If you prefer a different analogy, like Pontius Pilate, prime minister Papademos washes his hands of this sordid affair.

The New York Times reports Snap Elections for Greek Parliament Are Set for Early May

Greece’s interim prime minister, Lucas Papademos, called for snap elections on Wednesday, opening the way for a contest that promises to be the most fiercely fought in decades but which might not yield a definitive result, potentially putting the debt-racked country’s international bailout plan in jeopardy.

In a televised address to the nation on Wednesday night, Mr. Papademos said he had gained the approval of President Karolos Papoulias to dissolve Parliament and go to elections on May 6.

“The current government has completed the key task that it was assigned,” he said. “A new government, with a fresh popular mandate, will be tasked with continuing the effort to reconstruct the economy.”

Public anger has been swelling against the politicians who approved austerity measures and are perceived as having created the dysfunctional state that created the conditions for the debt crisis.

Opinion polls show that the two parties in the interim government have lost major support. A poll conducted by the firm Public Issue for Skai television and the Kathimerini daily newspaper showed the conservative New Democracy party holding on to its lead with 19 percent and the Socialists edging up to 14.5 percent. The Coalition of the Radical Left (known as Syriza) would garner 13 percent in elections, the survey showed, with the more moderate Democratic Left winning 12 percent and the Communist Party 11 percent.

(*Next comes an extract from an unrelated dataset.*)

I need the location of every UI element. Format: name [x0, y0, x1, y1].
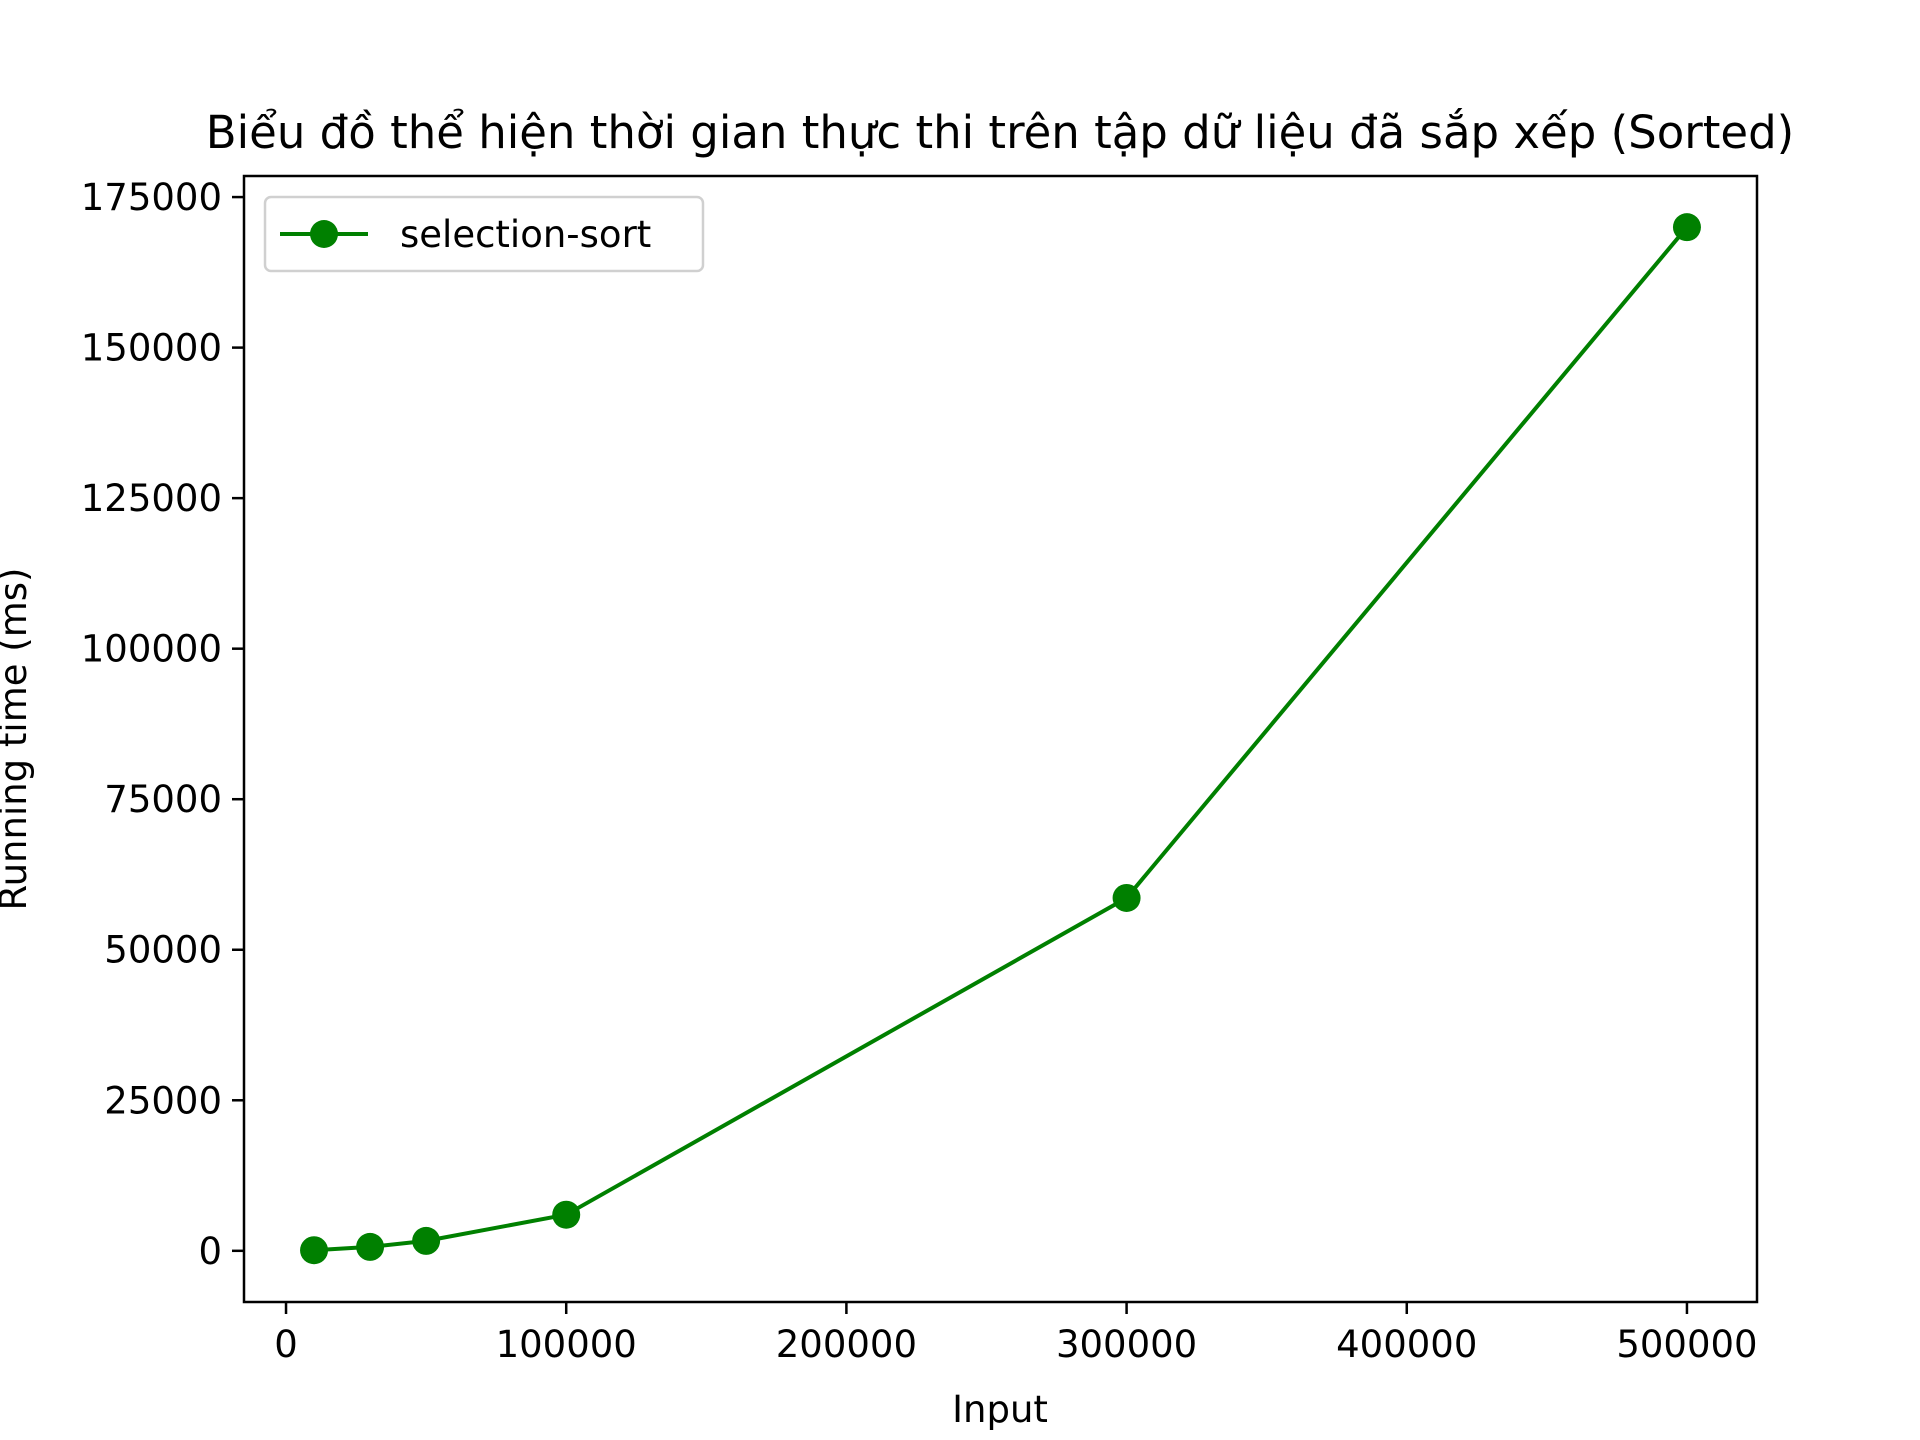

A new center-right party called Independent Greeks, which opposes the government’s austerity drive, is shown to be polling at 11 percent.

Some smaller parties were teetering on the 3 percent threshold for entering Parliament, given the survey’s margin of error of plus or minus 2.9 percentage points. The poll, conducted by telephone, surveyed 1,226 people nationwide from April 3 to 9.

Some expect that the elections will produce a hung Parliament and require a second round of voting.
This is not a case of "get while the gettin' is good" but rather "get while the gettin' is still possible at all."